From what I understand, it should stop trying to fetch the sourcemap for some time but in this case it’s retrying forever and prevents the remaining tasks from being processed.

  • Sentry 8.11.0
  • Python 2.7.6
  • raven-js: 3.6.0

pip freeze:

amqp==1.4.9
anyjson==0.3.3
BeautifulSoup==3.2.1
billiard==3.3.0.23
boto3==1.4.2
botocore==1.4.82
celery==3.1.18
cffi==1.9.1
click==6.6
contextlib2==0.5.4
cryptography==1.6
cssselect==1.0.0
cssutils==0.9.10
Django==1.6.11
django-bitfield==1.7.1
django-crispy-forms==1.4.0
django-debug-toolbar==1.3.2
django-jsonfield==0.9.13
django-paging==0.2.5
django-picklefield==0.3.2
django-recaptcha==1.0.5
django-social-auth==0.7.28
django-sudo==2.1.0
django-templatetag-sugar==1.0
djangorestframework==2.3.14
djrill==2.0
docutils==0.12
email-reply-parser==0.2.0
enum34==1.1.6
exam==0.10.6
futures==3.0.5
hiredis==0.1.6
honcho==0.7.1
httplib2==0.9.2
idna==2.1
ipaddr==2.1.11
ipaddress==1.0.17
jmespath==0.9.0
kombu==3.0.35
libsourcemap==0.5.0
lxml==3.6.4
mock==1.0.1
msgpack-python==0.4.7
ndg-httpsclient==0.4.2
oauth2==1.9.0.post1
percy==0.4.1
petname==1.7
Pillow==3.2.0
progressbar==2.3
progressbar2==3.10.1
psycopg2==2.6.2
py==1.4.31
pyasn1==0.1.9
pycparser==2.17
pyOpenSSL==16.2.0
pytest==2.6.4
pytest-django==2.9.1
pytest-html==1.9.0
python-dateutil==2.6.0
python-memcached==1.58
python-openid==2.2.5
python-u2flib-server==4.0.1
python-utils==2.0.0
pytz==2016.7
PyYAML==3.11
qrcode==5.3
raven==5.32.0
rb==1.6
redis==2.10.5
requests==2.12.3
s3transfer==0.1.9
selenium==3.0.0b3
sentry==8.11.0
setproctitle==1.1.10
simplejson==3.8.2
six==1.10.0
South==1.0.1
sqlparse==0.2.2
statsd==3.1
structlog==16.1.0
symsynd==1.3.0
toronado==0.0.11
ua-parser==0.7.2
urllib3==1.16
uWSGI==2.0.14

I tried restarting the worker but it didn’t change anything.
Do you have any idea what could be causing this issue?

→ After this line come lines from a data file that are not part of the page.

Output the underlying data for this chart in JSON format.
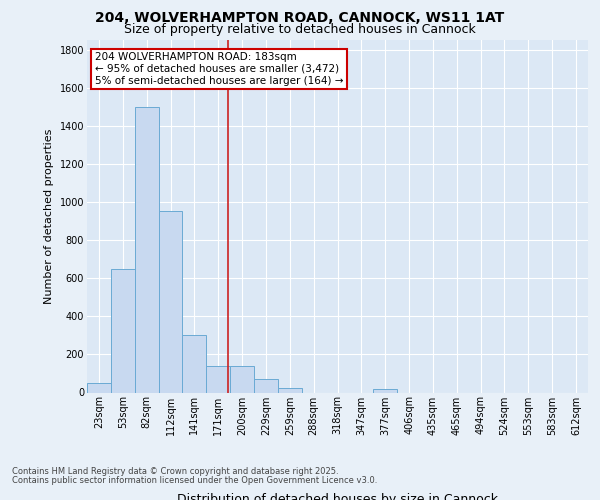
{
  "title1": "204, WOLVERHAMPTON ROAD, CANNOCK, WS11 1AT",
  "title2": "Size of property relative to detached houses in Cannock",
  "xlabel": "Distribution of detached houses by size in Cannock",
  "ylabel": "Number of detached properties",
  "bin_labels": [
    "23sqm",
    "53sqm",
    "82sqm",
    "112sqm",
    "141sqm",
    "171sqm",
    "200sqm",
    "229sqm",
    "259sqm",
    "288sqm",
    "318sqm",
    "347sqm",
    "377sqm",
    "406sqm",
    "435sqm",
    "465sqm",
    "494sqm",
    "524sqm",
    "553sqm",
    "583sqm",
    "612sqm"
  ],
  "bar_heights": [
    50,
    650,
    1500,
    950,
    300,
    140,
    140,
    70,
    25,
    0,
    0,
    0,
    20,
    0,
    0,
    0,
    0,
    0,
    0,
    0,
    0
  ],
  "bar_color": "#c8d9f0",
  "bar_edge_color": "#6aaad4",
  "vline_color": "#cc2222",
  "vline_x": 5.41,
  "annotation_text": "204 WOLVERHAMPTON ROAD: 183sqm\n← 95% of detached houses are smaller (3,472)\n5% of semi-detached houses are larger (164) →",
  "annotation_box_color": "#ffffff",
  "annotation_box_edge": "#cc0000",
  "ylim": [
    0,
    1850
  ],
  "yticks": [
    0,
    200,
    400,
    600,
    800,
    1000,
    1200,
    1400,
    1600,
    1800
  ],
  "footer1": "Contains HM Land Registry data © Crown copyright and database right 2025.",
  "footer2": "Contains public sector information licensed under the Open Government Licence v3.0.",
  "bg_color": "#dce8f5",
  "fig_bg_color": "#e8f0f8",
  "title1_fontsize": 10,
  "title2_fontsize": 9,
  "ylabel_fontsize": 8,
  "xlabel_fontsize": 9,
  "tick_fontsize": 7,
  "footer_fontsize": 6,
  "ann_fontsize": 7.5
}
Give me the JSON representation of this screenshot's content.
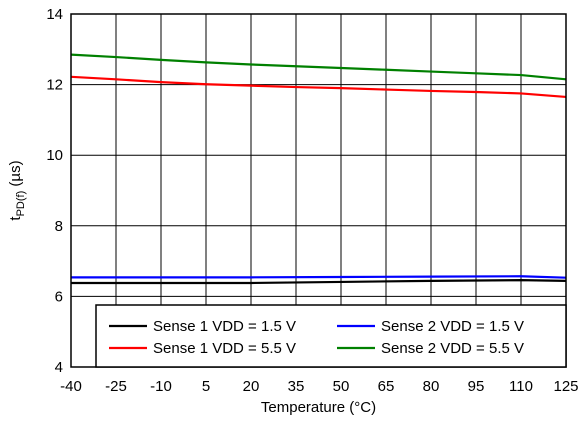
{
  "chart_data": {
    "type": "line",
    "title": "",
    "xlabel": "Temperature (°C)",
    "ylabel_main": "t",
    "ylabel_sub": "PD(f)",
    "ylabel_unit": " (µs)",
    "xlim": [
      -40,
      125
    ],
    "ylim": [
      4,
      14
    ],
    "x_ticks": [
      -40,
      -25,
      -10,
      5,
      20,
      35,
      50,
      65,
      80,
      95,
      110,
      125
    ],
    "y_ticks": [
      4,
      6,
      8,
      10,
      12,
      14
    ],
    "grid": true,
    "legend_placement": "bottom-right",
    "series": [
      {
        "name": "Sense 1 VDD = 1.5 V",
        "color": "#000000",
        "x": [
          -40,
          -10,
          20,
          50,
          80,
          110,
          125
        ],
        "y": [
          6.38,
          6.38,
          6.38,
          6.41,
          6.44,
          6.46,
          6.44
        ]
      },
      {
        "name": "Sense 2 VDD = 1.5 V",
        "color": "#0000ff",
        "x": [
          -40,
          -10,
          20,
          50,
          80,
          110,
          125
        ],
        "y": [
          6.54,
          6.54,
          6.54,
          6.55,
          6.56,
          6.57,
          6.53
        ]
      },
      {
        "name": "Sense 1 VDD = 5.5 V",
        "color": "#ff0000",
        "x": [
          -40,
          -25,
          -10,
          5,
          20,
          35,
          50,
          65,
          80,
          95,
          110,
          125
        ],
        "y": [
          12.22,
          12.15,
          12.07,
          12.01,
          11.97,
          11.93,
          11.9,
          11.86,
          11.82,
          11.79,
          11.75,
          11.65
        ]
      },
      {
        "name": "Sense 2 VDD = 5.5 V",
        "color": "#008000",
        "x": [
          -40,
          -25,
          -10,
          5,
          20,
          35,
          50,
          65,
          80,
          95,
          110,
          125
        ],
        "y": [
          12.85,
          12.78,
          12.7,
          12.63,
          12.57,
          12.52,
          12.47,
          12.42,
          12.37,
          12.32,
          12.27,
          12.15
        ]
      }
    ]
  }
}
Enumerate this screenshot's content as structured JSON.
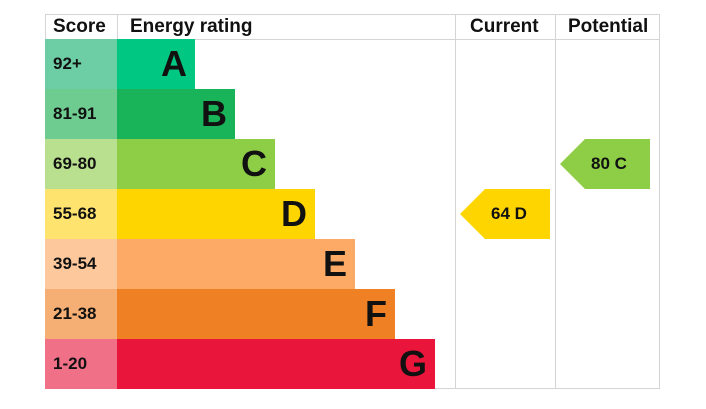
{
  "headers": {
    "score": "Score",
    "energy_rating": "Energy rating",
    "current": "Current",
    "potential": "Potential"
  },
  "bands": [
    {
      "score": "92+",
      "letter": "A",
      "color": "#00c781",
      "score_color": "#6dcea6"
    },
    {
      "score": "81-91",
      "letter": "B",
      "color": "#19b459",
      "score_color": "#6fcc90"
    },
    {
      "score": "69-80",
      "letter": "C",
      "color": "#8dce46",
      "score_color": "#b8e08e"
    },
    {
      "score": "55-68",
      "letter": "D",
      "color": "#ffd500",
      "score_color": "#ffe36f"
    },
    {
      "score": "39-54",
      "letter": "E",
      "color": "#fcaa65",
      "score_color": "#fdc89c"
    },
    {
      "score": "21-38",
      "letter": "F",
      "color": "#ef8023",
      "score_color": "#f5ae73"
    },
    {
      "score": "1-20",
      "letter": "G",
      "color": "#e9153b",
      "score_color": "#f07088"
    }
  ],
  "current": {
    "label": "64  D",
    "value": 64,
    "band": "D",
    "color": "#ffd500"
  },
  "potential": {
    "label": "80  C",
    "value": 80,
    "band": "C",
    "color": "#8dce46"
  },
  "chart_data": {
    "type": "bar",
    "title": "Energy rating",
    "categories": [
      "A",
      "B",
      "C",
      "D",
      "E",
      "F",
      "G"
    ],
    "score_ranges": [
      "92+",
      "81-91",
      "69-80",
      "55-68",
      "39-54",
      "21-38",
      "1-20"
    ],
    "values": [
      1,
      2,
      3,
      4,
      5,
      6,
      7
    ],
    "series": [
      {
        "name": "Current",
        "values": [
          64
        ],
        "band": "D"
      },
      {
        "name": "Potential",
        "values": [
          80
        ],
        "band": "C"
      }
    ],
    "xlabel": "",
    "ylabel": "Score"
  }
}
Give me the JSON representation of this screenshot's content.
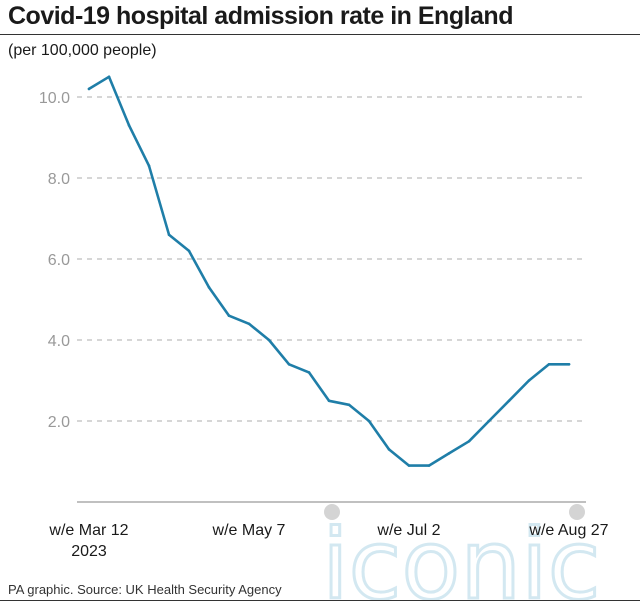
{
  "title": "Covid-19 hospital admission rate in England",
  "subtitle": "(per 100,000 people)",
  "source": "PA graphic. Source: UK Health Security Agency",
  "watermark": "iconic",
  "colors": {
    "line": "#1f7ea8",
    "grid": "#bdbdbd",
    "axis": "#9a9a9a",
    "tick": "#999999",
    "text": "#1a1a1a"
  },
  "chart_data": {
    "type": "line",
    "title": "Covid-19 hospital admission rate in England",
    "ylabel": "(per 100,000 people)",
    "xlabel": "",
    "ylim": [
      0,
      10.5
    ],
    "grid": true,
    "y_ticks": [
      {
        "value": 2,
        "label": "2.0"
      },
      {
        "value": 4,
        "label": "4.0"
      },
      {
        "value": 6,
        "label": "6.0"
      },
      {
        "value": 8,
        "label": "8.0"
      },
      {
        "value": 10,
        "label": "10.0"
      }
    ],
    "x_ticks": [
      {
        "index": 0,
        "lines": [
          "w/e Mar 12",
          "2023"
        ]
      },
      {
        "index": 8,
        "lines": [
          "w/e May 7"
        ]
      },
      {
        "index": 16,
        "lines": [
          "w/e Jul 2"
        ]
      },
      {
        "index": 24,
        "lines": [
          "w/e Aug 27"
        ]
      }
    ],
    "x": [
      "2023-03-12",
      "2023-03-19",
      "2023-03-26",
      "2023-04-02",
      "2023-04-09",
      "2023-04-16",
      "2023-04-23",
      "2023-04-30",
      "2023-05-07",
      "2023-05-14",
      "2023-05-21",
      "2023-05-28",
      "2023-06-04",
      "2023-06-11",
      "2023-06-18",
      "2023-06-25",
      "2023-07-02",
      "2023-07-09",
      "2023-07-16",
      "2023-07-23",
      "2023-07-30",
      "2023-08-06",
      "2023-08-13",
      "2023-08-20",
      "2023-08-27"
    ],
    "series": [
      {
        "values": [
          10.2,
          10.5,
          9.3,
          8.3,
          6.6,
          6.2,
          5.3,
          4.6,
          4.4,
          4.0,
          3.4,
          3.2,
          2.5,
          2.4,
          2.0,
          1.3,
          0.9,
          0.9,
          1.2,
          1.5,
          2.0,
          2.5,
          3.0,
          3.4,
          3.4
        ]
      }
    ]
  }
}
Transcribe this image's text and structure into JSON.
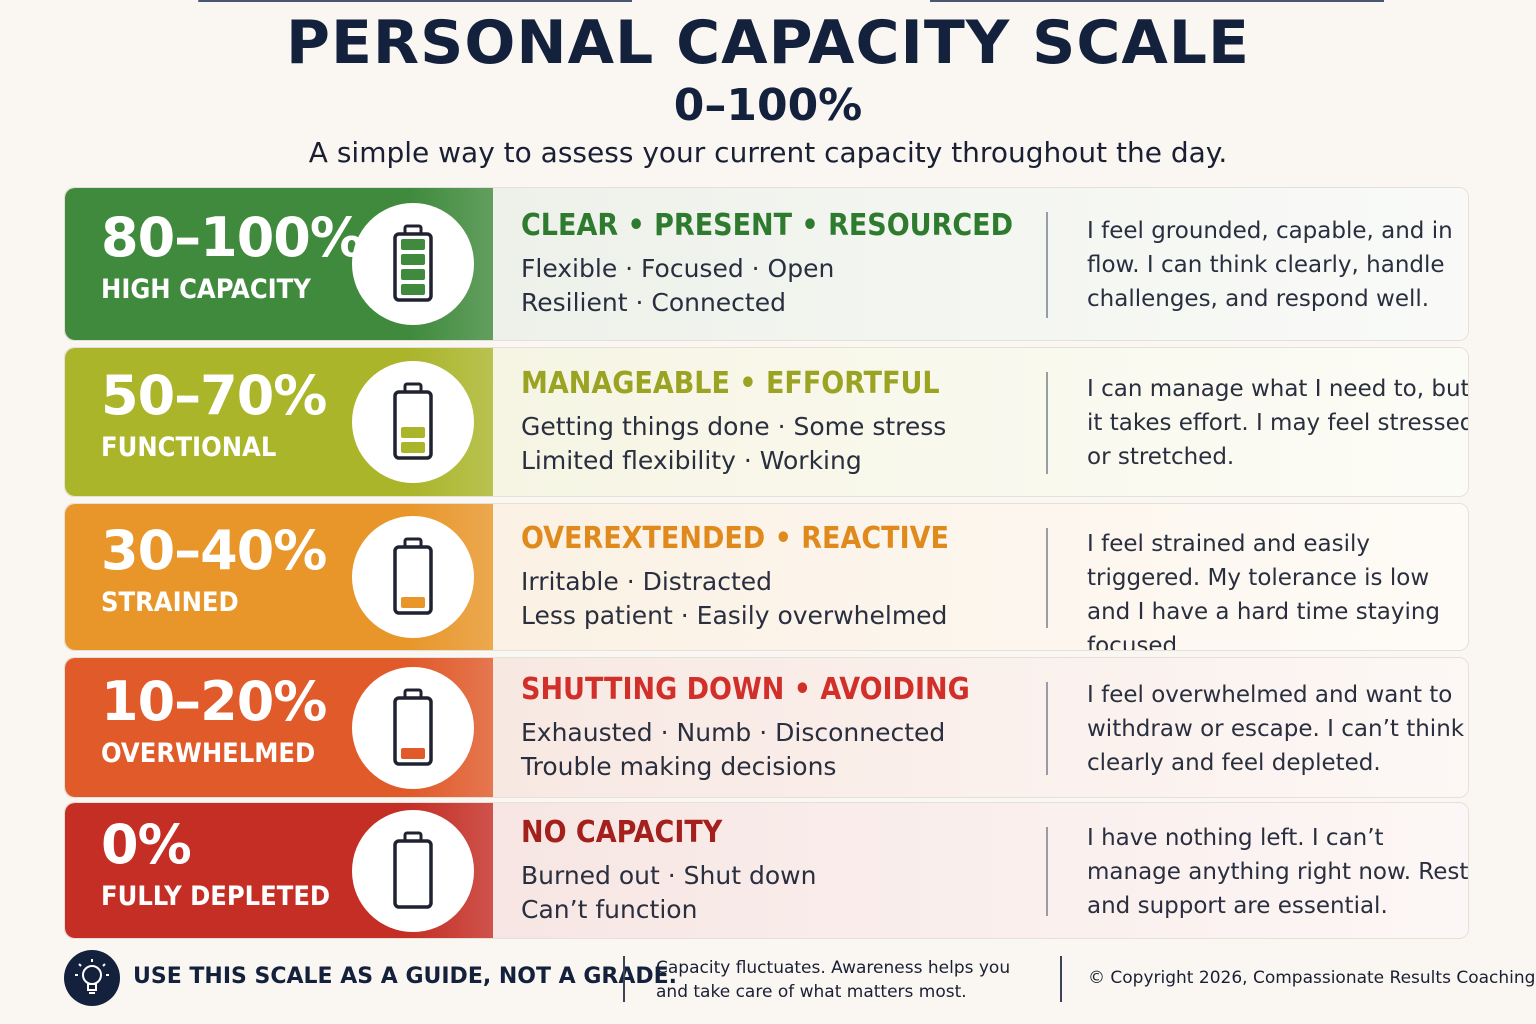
{
  "header": {
    "title": "PERSONAL CAPACITY SCALE",
    "range": "0–100%",
    "subtitle": "A simple way to assess your current capacity throughout the day."
  },
  "levels": [
    {
      "percent": "80–100%",
      "label": "HIGH CAPACITY",
      "tags": "CLEAR • PRESENT • RESOURCED",
      "line1": "Flexible · Focused · Open",
      "line2": "Resilient · Connected",
      "desc": "I feel grounded, capable, and in flow. I can think clearly, handle challenges, and respond well.",
      "color": "#3f8a3c",
      "tag_color": "#2e7a2f",
      "bg": "#eef1ea",
      "icon": "battery-full-icon",
      "battery_level": 1.0
    },
    {
      "percent": "50–70%",
      "label": "FUNCTIONAL",
      "tags": "MANAGEABLE • EFFORTFUL",
      "line1": "Getting things done · Some stress",
      "line2": "Limited flexibility · Working",
      "desc": "I can manage what I need to, but it takes effort. I may feel stressed or stretched.",
      "color": "#aab52a",
      "tag_color": "#9aa322",
      "bg": "#f6f5e4",
      "icon": "battery-half-icon",
      "battery_level": 0.6
    },
    {
      "percent": "30–40%",
      "label": "STRAINED",
      "tags": "OVEREXTENDED • REACTIVE",
      "line1": "Irritable · Distracted",
      "line2": "Less patient · Easily overwhelmed",
      "desc": "I feel strained and easily triggered. My tolerance is low and I have a hard time staying focused.",
      "color": "#e8962a",
      "tag_color": "#e08a1e",
      "bg": "#fbf1e4",
      "icon": "battery-low-icon",
      "battery_level": 0.35
    },
    {
      "percent": "10–20%",
      "label": "OVERWHELMED",
      "tags": "SHUTTING DOWN • AVOIDING",
      "line1": "Exhausted · Numb · Disconnected",
      "line2": "Trouble making decisions",
      "desc": "I feel overwhelmed and want to withdraw or escape. I can’t think clearly and feel depleted.",
      "color": "#e05a2a",
      "tag_color": "#d1302a",
      "bg": "#f8e8e2",
      "icon": "battery-critical-icon",
      "battery_level": 0.15
    },
    {
      "percent": "0%",
      "label": "FULLY DEPLETED",
      "tags": "NO CAPACITY",
      "line1": "Burned out · Shut down",
      "line2": "Can’t function",
      "desc": "I have nothing left. I can’t manage anything right now. Rest and support are essential.",
      "color": "#c42e25",
      "tag_color": "#a3201c",
      "bg": "#f7e6e3",
      "icon": "battery-empty-icon",
      "battery_level": 0.0
    }
  ],
  "footer": {
    "main": "USE THIS SCALE AS A GUIDE, NOT A GRADE.",
    "note": "Capacity fluctuates. Awareness helps you and take care of what matters most.",
    "copyright": "© Copyright 2026, Compassionate Results Coaching",
    "icon": "lightbulb-icon"
  }
}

Is there a way to skip this task in the meantime?

Thank you.

Well, after 2 hours the issue resolved itself without changing anything.
All jobs started at the same time and everything is fine now.

I still have no idea why the worker got stuck on the same task but I’d be happy to provide more information if need be.